As K. and I perused the single sheet laden with small photographs of every item, and equally tiny captions located beneath each corresponding picture, we soon became aware that the restaurant served something called “shrump dumplings.” This caused initial confusion, since the flip side of the menu listed another item called “shrimp dumplings.” Were they different items? They looked exactly the same, though that isn’t saying much. The main visual characteristic of all dumplings is the outer wrapper, which renders shrimp, shrump, beef, or chicken more or less alike, especially when projected on a one inch-by-one inch photograph.

It didn’t take us much more perusing to figure out that the restaurant printed the same menu on both sides of the sheet. They just happened to list them in different sequences. We found this initially disorienting, but mostly harmless. But even after we pared down our selections to a mere half-dozen, and put the single album page away in deference to the entrée list proper, a thought continued to gnaw at me: It was impossible to tell one dumpling from another by the pictures presented to us. Also, the images were sorted differently on both sides of the menu page. And yet, here we were, smug in our assumptions (or at least, I was smug in mine) that “shrimp dumplings” and “shrump dumplings” were altogether different things.

But how could we be sure of this? Each side of the dim sum menu featured fifteen photos, arranged in three rows by five rows. For all we know, the aggregate number of dim sum items was sixteen, so whoever made up the menus used shrimp on only one side, and shrump on the other. Hey, anything is possible. You know what else is possible? That shrump is the most mouth-watering shellfish in the world, exponentially more delicious than shrimp. And for all we know, that restaurant we went to for Chinese New Year is the only eatery in New York City that serves shrump, but no one knows, because everyone assumes that “shrump” is a typo.
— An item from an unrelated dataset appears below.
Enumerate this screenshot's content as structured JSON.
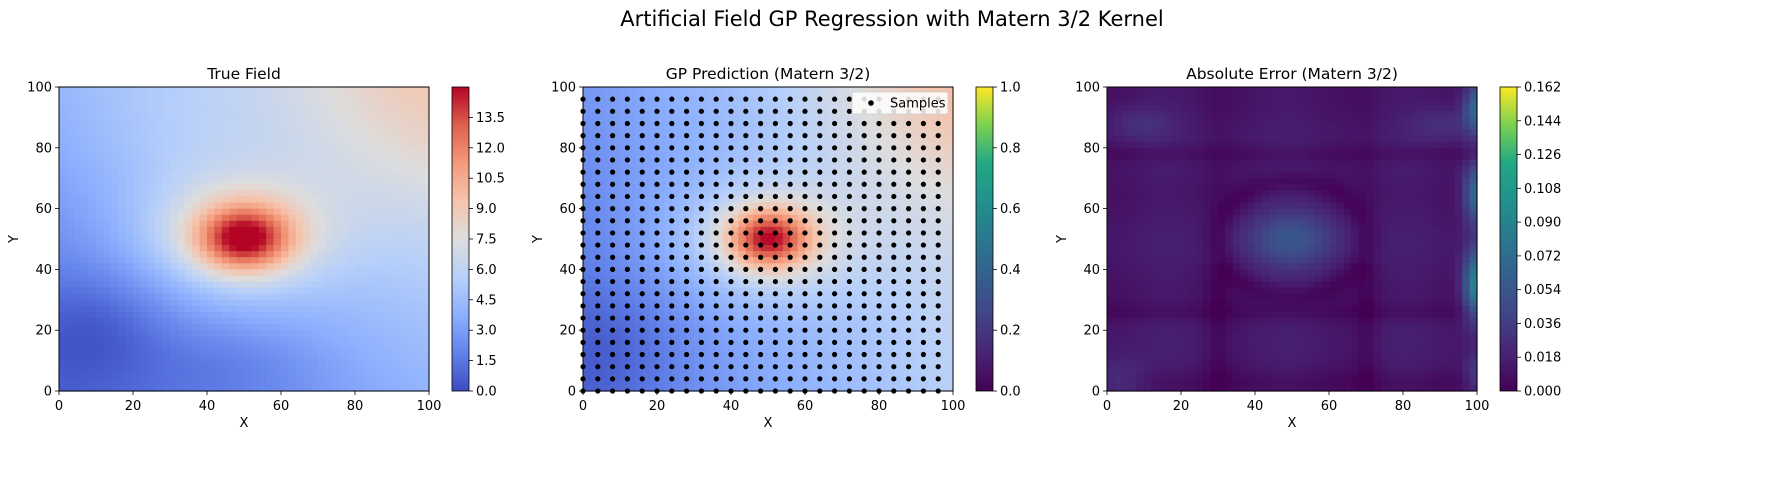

Now I know what you’re going to say: “Phil, if you care so damn much, you can always go back to that restaurant and order shrump.” But for all we know, after K., S., J., E. and I gave our non-shrump order to the waitress, who brought it over to the kitchen, the following exchange went on in the backroom:

Kitchen Worker: Looks like we have to throw out the last box of shrump. It’s past the expiration date.*

Chef (Exploding with rage): Why doesn’t anyone ever order the shrump? That’s it! No more shrump! We are never ordering shrump again!*

(*Translated from Mandarin)

So there you have it. Quite possibly, the shrump boat has sailed, and the only way that I or anyone I know will ever get to savor the succulent flavor of fresh shrump is to order it someplace like Cambodia or New Orleans, where it’s served with optional botulism scare. Perhaps that isn’t fair, but that’s life. During tough times like this, I am reminded of advice my mother once gave me for similar situations: “Accept the things you cannot change, and always order an extra shui may.”